Gegen die Berliner Profis Lewan Kobiaschwili, Christian Lell, Thomas Kraft und Andre Mijatovic ermittelt der DFB-Kontrollausschuss. Diese Fälle werden zu einem späteren Zeitpunkt behandelt. Auch auf beide Vereine warten noch Strafen, kündigte Lorenz an. So muss Hertha mit einer Geldstrafe rechnen, weil Fans Bengalos gezündet und auch aufs Spielfeld geworfen hatten. Düsseldorf droht wegen des Platzsturms im schlimmsten Fall sogar ein Geisterspiel oder eine Platzsperre. „Wir hatten es mit drei Unterbrechungen zu tun gehabt, von denen zwei von Hertha BSC zu verantworten sind. Die Rhythmusstörung hat beide Mannschaften gleichzeitig beeinträchtigt“, sagte Lorenz.

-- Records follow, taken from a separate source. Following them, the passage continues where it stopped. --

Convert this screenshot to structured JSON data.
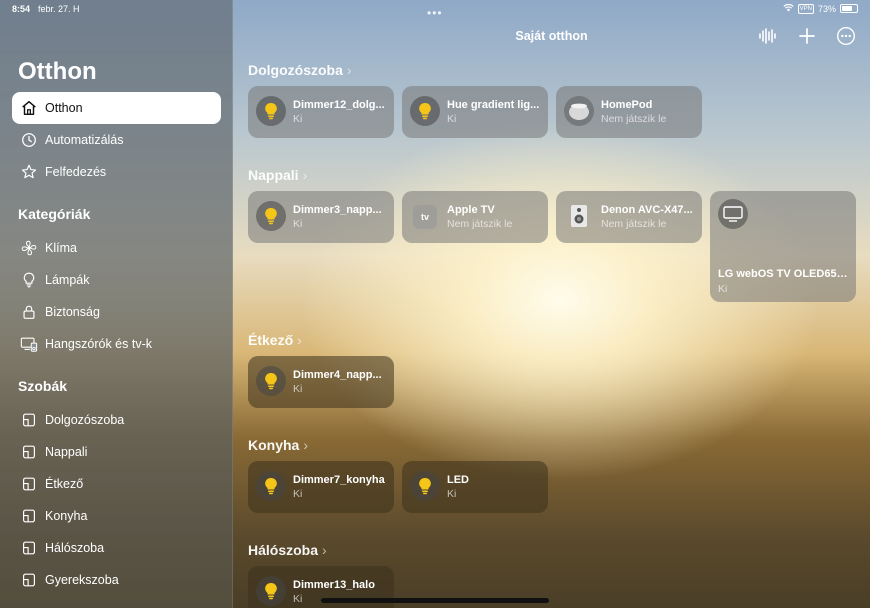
{
  "status": {
    "time": "8:54",
    "date": "febr. 27. H",
    "vpn": "VPN",
    "battery": "73%",
    "battery_level": 0.73
  },
  "sidebar": {
    "title": "Otthon",
    "main_items": [
      {
        "label": "Otthon",
        "icon": "house-icon"
      },
      {
        "label": "Automatizálás",
        "icon": "clock-check-icon"
      },
      {
        "label": "Felfedezés",
        "icon": "star-icon"
      }
    ],
    "categories_title": "Kategóriák",
    "categories": [
      {
        "label": "Klíma",
        "icon": "fan-icon"
      },
      {
        "label": "Lámpák",
        "icon": "lightbulb-icon"
      },
      {
        "label": "Biztonság",
        "icon": "lock-icon"
      },
      {
        "label": "Hangszórók és tv-k",
        "icon": "tv-speaker-icon"
      }
    ],
    "rooms_title": "Szobák",
    "rooms": [
      {
        "label": "Dolgozószoba"
      },
      {
        "label": "Nappali"
      },
      {
        "label": "Étkező"
      },
      {
        "label": "Konyha"
      },
      {
        "label": "Hálószoba"
      },
      {
        "label": "Gyerekszoba"
      }
    ]
  },
  "header": {
    "title": "Saját otthon",
    "dots": "•••"
  },
  "rooms": [
    {
      "name": "Dolgozószoba",
      "tiles": [
        {
          "name": "Dimmer12_dolg...",
          "status": "Ki",
          "icon": "lightbulb-icon"
        },
        {
          "name": "Hue gradient lig...",
          "status": "Ki",
          "icon": "lightbulb-icon"
        },
        {
          "name": "HomePod",
          "status": "Nem játszik le",
          "icon": "homepod-icon"
        }
      ]
    },
    {
      "name": "Nappali",
      "tiles": [
        {
          "name": "Dimmer3_napp...",
          "status": "Ki",
          "icon": "lightbulb-icon"
        },
        {
          "name": "Apple TV",
          "status": "Nem játszik le",
          "icon": "apple-tv-icon",
          "icon_text": "tv"
        },
        {
          "name": "Denon AVC-X47...",
          "status": "Nem játszik le",
          "icon": "speaker-icon"
        },
        {
          "name": "LG webOS TV OLED65C...",
          "status": "Ki",
          "icon": "tv-icon"
        }
      ]
    },
    {
      "name": "Étkező",
      "tiles": [
        {
          "name": "Dimmer4_napp...",
          "status": "Ki",
          "icon": "lightbulb-icon"
        }
      ]
    },
    {
      "name": "Konyha",
      "tiles": [
        {
          "name": "Dimmer7_konyha",
          "status": "Ki",
          "icon": "lightbulb-icon"
        },
        {
          "name": "LED",
          "status": "Ki",
          "icon": "lightbulb-icon"
        }
      ]
    },
    {
      "name": "Hálószoba",
      "tiles": [
        {
          "name": "Dimmer13_halo",
          "status": "Ki",
          "icon": "lightbulb-icon"
        }
      ]
    }
  ],
  "colors": {
    "bulb": "#f5c518",
    "active_bg": "#ffffff"
  }
}
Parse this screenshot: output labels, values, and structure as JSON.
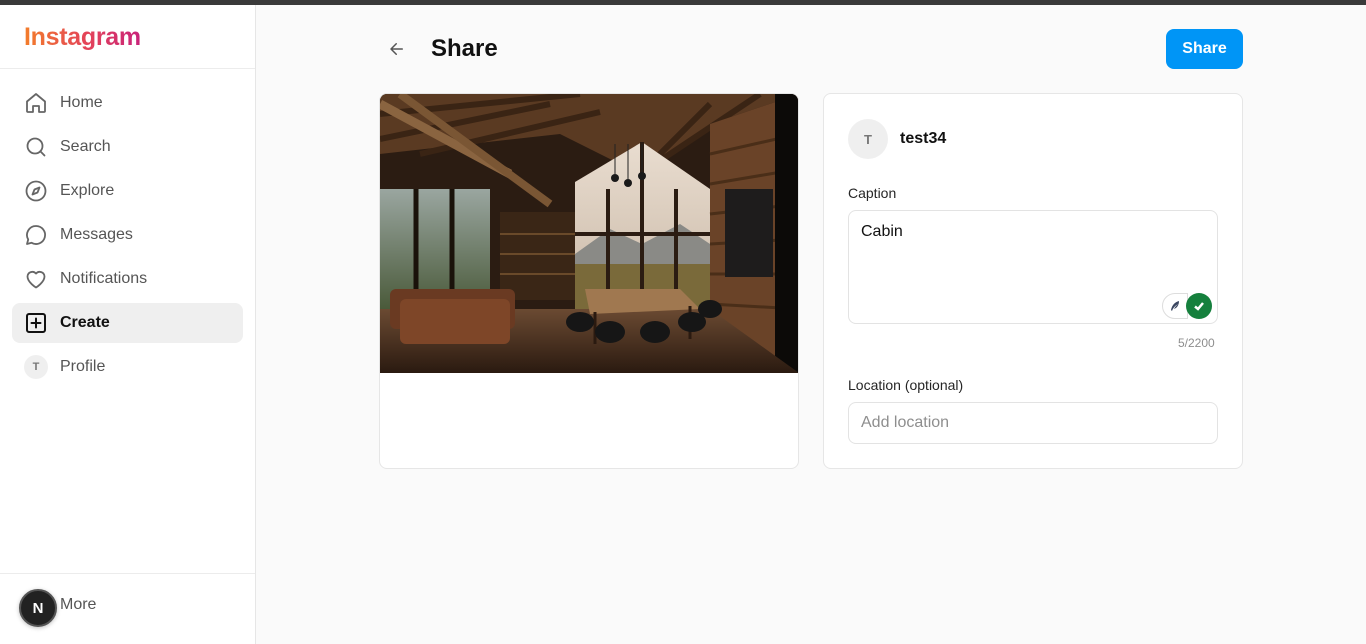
{
  "app": {
    "name": "Instagram"
  },
  "sidebar": {
    "items": [
      {
        "label": "Home",
        "icon": "home-icon"
      },
      {
        "label": "Search",
        "icon": "search-icon"
      },
      {
        "label": "Explore",
        "icon": "compass-icon"
      },
      {
        "label": "Messages",
        "icon": "message-icon"
      },
      {
        "label": "Notifications",
        "icon": "heart-icon"
      },
      {
        "label": "Create",
        "icon": "plus-square-icon",
        "active": true
      },
      {
        "label": "Profile",
        "icon": "avatar",
        "avatar_initial": "T"
      }
    ],
    "more_label": "More",
    "badge_letter": "N"
  },
  "header": {
    "title": "Share",
    "share_label": "Share"
  },
  "post": {
    "username": "test34",
    "avatar_initial": "T",
    "caption_label": "Caption",
    "caption_value": "Cabin",
    "char_count": "5/2200",
    "location_label": "Location (optional)",
    "location_placeholder": "Add location",
    "location_value": ""
  },
  "colors": {
    "accent": "#0095f6",
    "active_bg": "#efefef",
    "check": "#15803d"
  }
}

Hertha-Profi Kobiaschwili soll den Referee nach Aussagen Starks sogar in den Katakomben geschlagen haben. Nach der Strafanzeige von Stark droht dem 34-jährigen Georgier nun das Karriereende. Bei Tätlichkeiten gegen Schiedsrichter sind Sperren von sechs Monaten bis zwei Jahren vorgesehen. Fortuna-Kapitän Andreas Lambertz muss mit einer Strafe rechnen, weil er im Innenraum ein Bengalisches Feuer in der Hand hielt. Hertha hatte sich für das Verhalten seiner Spieler am Wochenende öffentlich entschuldigt.
Beide Mannschaften hatten angesichts eines möglichen Wiederholungsspiels wieder das Training aufgenommen, die Düsseldorfer sagten nach der ausgefallenen Aufstiegsfeier am Samstag auch ihre viertägige Mallorca-Reise ab.